Paris on the Brink: Macron’s Reluctant War, Le Pen’s U-Turn, and the Threat of a New ‘Yellow Vest’ Winter

For Macron, the true nightmare isn't in the Middle East; it's in the banlieues and the rural heartlands.

by Yunus Emre Özgün

When Washington and Tel-Aviv launched their sudden offensive against Tehran, the shockwaves didn’t just hit the Middle East—they immediately fractured whatever was left of a European consensus. Caught entirely off-guard, European capitals are now scrambling to draft a cohesive response. But in Paris, the calculus is especially brutal. France finds itself juggling an unprecedented military buildup, a radical ideological pivot from its nationalist right, and the ever-ticking time bomb of domestic unrest.

To decode the undercurrents driving French statecraft in this rapidly expanding conflict, we asked Ali Rıza Taşdelen, a veteran journalist and a political analyst who has spent four decades observing the French political establishment and its volatile streets from the inside.

The Élysée’s Caution

Despite sitting on Europe’s most lethal military and a historic €413 billion defense budget, Emmanuel Macron is playing a surprisingly cautious hand. France’s massive air and naval outposts in the United Arab Emirates and Djibouti place it uncomfortably close to the blast radius. Yet, Macron’s playbook sharply diverges from his European peers.

“Europe was essentially kept in the dark,” Taşdelen told me. “While Germany’s Chancellor Friedrich Merz immediately fell in line with Washington—even mirroring Trump’s talking points at the White House—Macron broke ranks. He explicitly stated these strikes bypass international law and that Paris will not rubber-stamp them.”

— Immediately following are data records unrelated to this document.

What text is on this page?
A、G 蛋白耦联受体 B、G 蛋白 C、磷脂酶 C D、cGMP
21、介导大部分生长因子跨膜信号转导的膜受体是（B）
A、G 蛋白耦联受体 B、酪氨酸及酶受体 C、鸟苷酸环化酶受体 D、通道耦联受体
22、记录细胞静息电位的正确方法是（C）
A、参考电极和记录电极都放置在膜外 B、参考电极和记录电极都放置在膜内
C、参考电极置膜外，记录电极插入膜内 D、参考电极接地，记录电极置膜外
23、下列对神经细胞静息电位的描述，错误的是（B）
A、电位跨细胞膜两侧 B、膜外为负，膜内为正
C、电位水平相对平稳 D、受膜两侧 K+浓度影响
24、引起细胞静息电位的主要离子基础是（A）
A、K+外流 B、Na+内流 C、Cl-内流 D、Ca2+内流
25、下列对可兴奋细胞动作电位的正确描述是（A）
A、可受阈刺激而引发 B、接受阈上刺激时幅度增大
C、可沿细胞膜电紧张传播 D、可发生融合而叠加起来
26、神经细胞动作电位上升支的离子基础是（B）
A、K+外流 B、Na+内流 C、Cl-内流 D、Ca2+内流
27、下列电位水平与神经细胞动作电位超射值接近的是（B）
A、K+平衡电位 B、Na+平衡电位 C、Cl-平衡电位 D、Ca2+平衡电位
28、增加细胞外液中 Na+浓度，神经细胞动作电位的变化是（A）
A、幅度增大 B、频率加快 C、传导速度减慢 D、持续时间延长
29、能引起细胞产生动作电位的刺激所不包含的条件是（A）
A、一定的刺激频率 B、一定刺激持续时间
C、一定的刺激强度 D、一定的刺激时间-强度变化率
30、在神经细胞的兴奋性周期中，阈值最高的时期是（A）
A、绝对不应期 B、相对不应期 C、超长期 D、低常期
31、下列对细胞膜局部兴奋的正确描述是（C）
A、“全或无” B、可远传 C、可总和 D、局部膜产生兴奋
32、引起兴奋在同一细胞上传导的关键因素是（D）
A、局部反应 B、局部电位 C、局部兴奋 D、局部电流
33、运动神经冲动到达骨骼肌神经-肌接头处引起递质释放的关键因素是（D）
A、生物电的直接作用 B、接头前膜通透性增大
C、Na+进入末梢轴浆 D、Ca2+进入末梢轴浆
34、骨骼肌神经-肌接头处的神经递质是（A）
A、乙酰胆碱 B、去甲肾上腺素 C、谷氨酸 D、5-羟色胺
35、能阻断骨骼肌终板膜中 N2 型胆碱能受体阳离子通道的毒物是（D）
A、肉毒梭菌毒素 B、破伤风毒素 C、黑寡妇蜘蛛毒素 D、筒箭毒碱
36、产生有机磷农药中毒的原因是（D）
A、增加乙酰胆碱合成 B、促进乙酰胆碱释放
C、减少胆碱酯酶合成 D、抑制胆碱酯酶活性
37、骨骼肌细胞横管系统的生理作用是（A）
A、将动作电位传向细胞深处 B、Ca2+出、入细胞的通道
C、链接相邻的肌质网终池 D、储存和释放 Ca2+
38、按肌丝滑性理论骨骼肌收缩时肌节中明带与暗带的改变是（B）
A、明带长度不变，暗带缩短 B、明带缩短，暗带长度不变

This doesn’t mean Paris is shedding tears for the Ayatollahs. The French government has openly cheered the decapitation of Iranian leadership, hoping it might spark regime change. But direct military entanglement is a line Macron seems unwilling to cross. The deployment of the Charles de Gaulle carrier strike group to the Eastern Mediterranean was strictly framed around defending French assets and honoring defense pacts with Gulf allies like Qatar and the UAE.

“France simply doesn’t have the economic bandwidth or the military appetite to act as the vanguard in an all-out US-led Middle Eastern war,” Taşdelen noted.

Le Pen’s Calculated Pro-Israel Shield

While Macron navigates the military fallout, a massive ideological realignment is ripping through the French right. Marine Le Pen’s National Rally (RN)—a party birthed from the anti-Semitic, extreme-right fringes by her father, Jean-Marie Le Pen—is now fiercely championing Israel.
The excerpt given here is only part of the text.